No capítulo 19 do evangelho de S. Lucas, a partir do versículo 11, Jesus conta uma parábola a respeito de um rei que, às vésperas de uma longa viagem, distribuiu uma mina a 3 servos. Na volta, o rei pergunta a 3 desses servos o que fizeram com o dinheiro. O primeiro multiplicou a sua mina por 10, ao passo que o segundo conseguiu, a partir de sua mina, conquistar mais 5.
Já o terceiro servo devolveu sua mina intacta e confessou ao rei que teve medo de investi-la e perder dinheiro. O soberano lhe fez uma séria repreensão, alegando que a mina poderia ter pelo depositada em um banco para ter algum rendimento. O servo perdeu a sua mina, que foi concedida ao servo que teve melhor desempenho.
Essa parábola serve como advertência a gestores, independentemente do porte de seus empreendimentos, que é necessário descobrir soluções criativas e econômicas para captar dinheiro e investi-lo da forma mais lucrativa possível.
A negociação de ativos judiciais, também conhecidos como créditos estressados, pode ser essa solução. Trata-se da possibilidade legal de o credor transferir o montante a ser recebido a terceiro por meio de negociação privada, independente da concordância do devedor.
Ativos judiciais são o montante depositado pelo autor da ação como provisão para o pagamento de um litígio, que pode ser um processo na área civil, tributária, trabalhista ou contra órgãos públicos, os precatórios.
A regulamentação da operação está no artigo 286 do Código Civil, que a define como uma operação de compra e venda, onde o autor da ação cede o valor do depósito realizado correspondente ao valor pleiteado na ação, descontando um valor de deságio, que será estudado por alguns coeficientes como: natureza da ação, risco, estimativa de cumprimento de sentença, por exemplo.
A cessão de créditos estressados tem algumas vantagens: o autor original da ação recebe o valor em um prazo bem curto o que, considerando a morosidade da justiça brasileira, que pode levar anos ou décadas para proferir a decisão final, torna-se um bom negócio.
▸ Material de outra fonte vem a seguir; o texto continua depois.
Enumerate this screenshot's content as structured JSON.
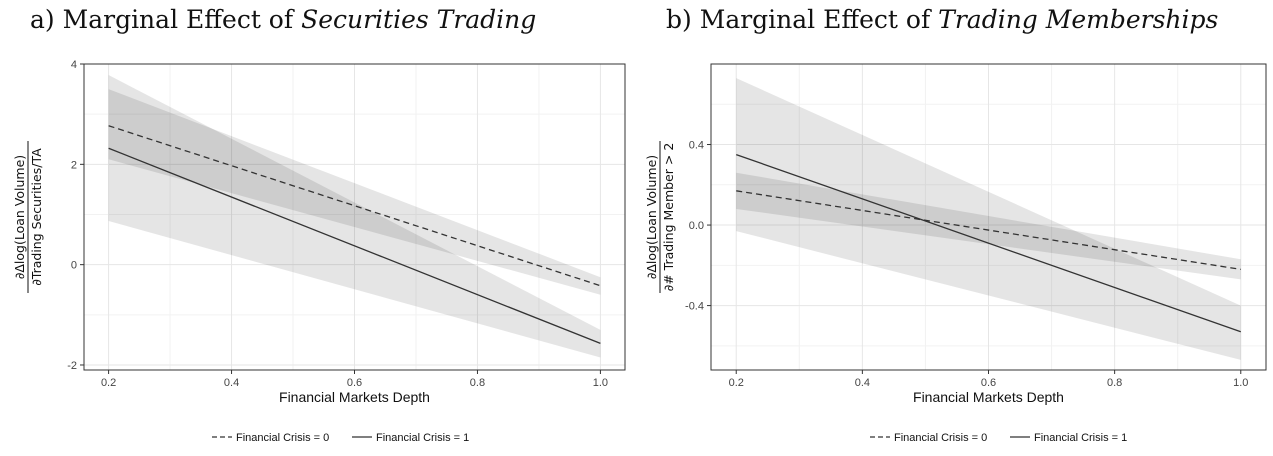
{
  "chart_data": [
    {
      "type": "line",
      "panel_prefix": "a)",
      "title_plain": "Marginal Effect of ",
      "title_italic": "Securities Trading",
      "xlabel": "Financial Markets Depth",
      "ylabel_numerator": "∂Δlog(Loan Volume)",
      "ylabel_denominator": "∂Trading Securities/TA",
      "xlim": [
        0.16,
        1.04
      ],
      "ylim": [
        -2.1,
        4.0
      ],
      "xticks": [
        0.2,
        0.4,
        0.6,
        0.8,
        1.0
      ],
      "xtick_labels": [
        "0.2",
        "0.4",
        "0.6",
        "0.8",
        "1.0"
      ],
      "yticks": [
        -2,
        0,
        2,
        4
      ],
      "ytick_labels": [
        "-2",
        "0",
        "2",
        "4"
      ],
      "grid": true,
      "legend_position": "bottom",
      "series": [
        {
          "name": "Financial Crisis = 0",
          "dash": "dashed",
          "x": [
            0.2,
            1.0
          ],
          "y": [
            2.77,
            -0.42
          ],
          "lower": [
            2.1,
            -0.6
          ],
          "upper": [
            3.5,
            -0.25
          ]
        },
        {
          "name": "Financial Crisis = 1",
          "dash": "solid",
          "x": [
            0.2,
            1.0
          ],
          "y": [
            2.32,
            -1.57
          ],
          "lower": [
            0.87,
            -1.85
          ],
          "upper": [
            3.78,
            -1.3
          ]
        }
      ]
    },
    {
      "type": "line",
      "panel_prefix": "b)",
      "title_plain": "Marginal Effect of ",
      "title_italic": "Trading Memberships",
      "xlabel": "Financial Markets Depth",
      "ylabel_numerator": "∂Δlog(Loan Volume)",
      "ylabel_denominator": "∂# Trading Member > 2",
      "xlim": [
        0.16,
        1.04
      ],
      "ylim": [
        -0.72,
        0.8
      ],
      "xticks": [
        0.2,
        0.4,
        0.6,
        0.8,
        1.0
      ],
      "xtick_labels": [
        "0.2",
        "0.4",
        "0.6",
        "0.8",
        "1.0"
      ],
      "yticks": [
        -0.4,
        0.0,
        0.4
      ],
      "ytick_labels": [
        "-0.4",
        "0.0",
        "0.4"
      ],
      "grid": true,
      "legend_position": "bottom",
      "series": [
        {
          "name": "Financial Crisis = 0",
          "dash": "dashed",
          "x": [
            0.2,
            1.0
          ],
          "y": [
            0.17,
            -0.22
          ],
          "lower": [
            0.08,
            -0.27
          ],
          "upper": [
            0.26,
            -0.17
          ]
        },
        {
          "name": "Financial Crisis = 1",
          "dash": "solid",
          "x": [
            0.2,
            1.0
          ],
          "y": [
            0.35,
            -0.53
          ],
          "lower": [
            -0.03,
            -0.67
          ],
          "upper": [
            0.73,
            -0.4
          ]
        }
      ]
    }
  ]
}
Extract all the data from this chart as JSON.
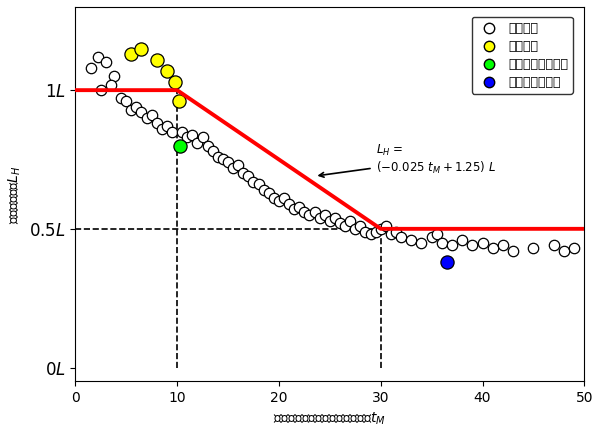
{
  "xlabel": "圧密沈下による影響評価係数　$t_M$",
  "ylabel": "換算載荷長　$L_H$",
  "xlim": [
    0,
    50
  ],
  "ylim": [
    -0.05,
    1.3
  ],
  "ytick_vals": [
    0,
    0.5,
    1.0
  ],
  "ytick_labels": [
    "$0L$",
    "$0.5L$",
    "$1L$"
  ],
  "xticks": [
    0,
    10,
    20,
    30,
    40,
    50
  ],
  "red_line_x": [
    0,
    10,
    30,
    50
  ],
  "red_line_y": [
    1.0,
    1.0,
    0.5,
    0.5
  ],
  "dashed_vlines": [
    10,
    30
  ],
  "dashed_hlines": [
    0.5
  ],
  "white_circles": [
    [
      1.5,
      1.08
    ],
    [
      2.2,
      1.12
    ],
    [
      3.0,
      1.1
    ],
    [
      3.8,
      1.05
    ],
    [
      2.5,
      1.0
    ],
    [
      3.5,
      1.02
    ],
    [
      4.5,
      0.97
    ],
    [
      5.0,
      0.96
    ],
    [
      5.5,
      0.93
    ],
    [
      6.0,
      0.94
    ],
    [
      6.5,
      0.92
    ],
    [
      7.0,
      0.9
    ],
    [
      7.5,
      0.91
    ],
    [
      8.0,
      0.88
    ],
    [
      8.5,
      0.86
    ],
    [
      9.0,
      0.87
    ],
    [
      9.5,
      0.85
    ],
    [
      10.5,
      0.85
    ],
    [
      11.0,
      0.83
    ],
    [
      11.5,
      0.84
    ],
    [
      12.0,
      0.81
    ],
    [
      12.5,
      0.83
    ],
    [
      13.0,
      0.8
    ],
    [
      13.5,
      0.78
    ],
    [
      14.0,
      0.76
    ],
    [
      14.5,
      0.75
    ],
    [
      15.0,
      0.74
    ],
    [
      15.5,
      0.72
    ],
    [
      16.0,
      0.73
    ],
    [
      16.5,
      0.7
    ],
    [
      17.0,
      0.69
    ],
    [
      17.5,
      0.67
    ],
    [
      18.0,
      0.66
    ],
    [
      18.5,
      0.64
    ],
    [
      19.0,
      0.63
    ],
    [
      19.5,
      0.61
    ],
    [
      20.0,
      0.6
    ],
    [
      20.5,
      0.61
    ],
    [
      21.0,
      0.59
    ],
    [
      21.5,
      0.57
    ],
    [
      22.0,
      0.58
    ],
    [
      22.5,
      0.56
    ],
    [
      23.0,
      0.55
    ],
    [
      23.5,
      0.56
    ],
    [
      24.0,
      0.54
    ],
    [
      24.5,
      0.55
    ],
    [
      25.0,
      0.53
    ],
    [
      25.5,
      0.54
    ],
    [
      26.0,
      0.52
    ],
    [
      26.5,
      0.51
    ],
    [
      27.0,
      0.53
    ],
    [
      27.5,
      0.5
    ],
    [
      28.0,
      0.51
    ],
    [
      28.5,
      0.49
    ],
    [
      29.0,
      0.48
    ],
    [
      29.5,
      0.49
    ],
    [
      30.0,
      0.5
    ],
    [
      30.5,
      0.51
    ],
    [
      31.0,
      0.48
    ],
    [
      31.5,
      0.49
    ],
    [
      32.0,
      0.47
    ],
    [
      33.0,
      0.46
    ],
    [
      34.0,
      0.45
    ],
    [
      35.0,
      0.47
    ],
    [
      35.5,
      0.48
    ],
    [
      36.0,
      0.45
    ],
    [
      37.0,
      0.44
    ],
    [
      38.0,
      0.46
    ],
    [
      39.0,
      0.44
    ],
    [
      40.0,
      0.45
    ],
    [
      41.0,
      0.43
    ],
    [
      42.0,
      0.44
    ],
    [
      43.0,
      0.42
    ],
    [
      45.0,
      0.43
    ],
    [
      47.0,
      0.44
    ],
    [
      48.0,
      0.42
    ],
    [
      49.0,
      0.43
    ]
  ],
  "yellow_circles": [
    [
      5.5,
      1.13
    ],
    [
      6.5,
      1.15
    ],
    [
      8.0,
      1.11
    ],
    [
      9.0,
      1.07
    ],
    [
      9.8,
      1.03
    ],
    [
      10.2,
      0.96
    ]
  ],
  "green_circles": [
    [
      10.3,
      0.8
    ]
  ],
  "blue_circles": [
    [
      36.5,
      0.38
    ]
  ],
  "legend_entries": [
    "解析結果",
    "遠心実験",
    "佐藤らの現場計測",
    "高橋の現場計測"
  ],
  "background_color": "white",
  "marker_size": 7.5
}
O cedente pode investir os recursos por exemplo, em modernização das operações, ampliação dos negócios, adimplemento de obrigações relacionadas ao plano de recuperação ou depositá-los em aplicações com maior rendimento.
E] não é pouco dinheiro: dados referentes a 2020 apontam que o volume de créditos inadimplidos entre 90 e 180 dias no Brasil atingiu a impressionante marca de R$ 84 bilhões, dos quais R$ 62,7 bilhões referem-se ao mercado consumidor e R$ 21,7 bilhões ao corporativo.
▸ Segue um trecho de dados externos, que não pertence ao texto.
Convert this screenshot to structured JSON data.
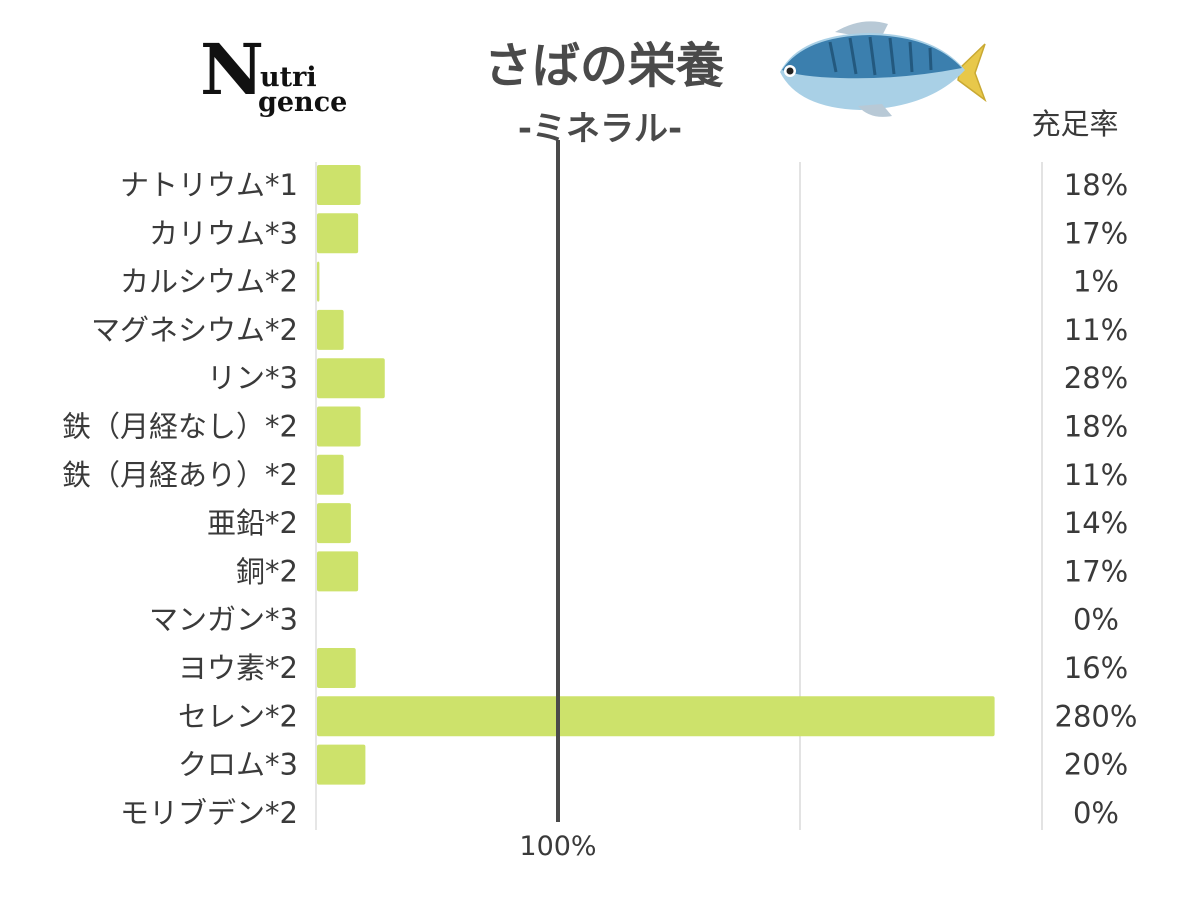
{
  "header": {
    "logo_big": "N",
    "logo_line1": "utri",
    "logo_line2": "gence",
    "title": "さばの栄養",
    "subtitle": "-ミネラル-",
    "value_column_header": "充足率"
  },
  "colors": {
    "bar": "#cde26b",
    "reference_line": "#4a4a4a",
    "grid": "#e3e3e3",
    "text": "#3a3a3a"
  },
  "icons": {
    "fish": "mackerel-icon"
  },
  "chart_data": {
    "type": "bar",
    "orientation": "horizontal",
    "categories": [
      "ナトリウム*1",
      "カリウム*3",
      "カルシウム*2",
      "マグネシウム*2",
      "リン*3",
      "鉄（月経なし）*2",
      "鉄（月経あり）*2",
      "亜鉛*2",
      "銅*2",
      "マンガン*3",
      "ヨウ素*2",
      "セレン*2",
      "クロム*3",
      "モリブデン*2"
    ],
    "values": [
      18,
      17,
      1,
      11,
      28,
      18,
      11,
      14,
      17,
      0,
      16,
      280,
      20,
      0
    ],
    "value_labels": [
      "18%",
      "17%",
      "1%",
      "11%",
      "28%",
      "18%",
      "11%",
      "14%",
      "17%",
      "0%",
      "16%",
      "280%",
      "20%",
      "0%"
    ],
    "xlim": [
      0,
      300
    ],
    "reference_line": {
      "value": 100,
      "label": "100%"
    },
    "grid_lines": [
      200,
      300
    ],
    "unit": "%"
  }
}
Segundo relatório do CNJ (Conselho Nacional de Justiça), de 2021, há 19 milhões de ações em curso só no Estado de São Paulo, e 58,3 milhões no país.
Esse montante estimulou a formação de um mercado de fundos especializados na negociação desses ativos, cujo trabalho é identificar esses valores e busca oferecer situações e oportunidades de solução.
Se, por um valor considerado baixo, o rei se irritou com a inércia de seu servo que, apesar da boa vontade, não procurou rentabilizar o investimento, imagina a fúria soberana ao saber que, você, gestor jurídico, por desconhecimento ou mesmo por falta de tempo, está deixando de considerar uma ação que pode trazer capital para o seu escritório e a empresa do seu cliente?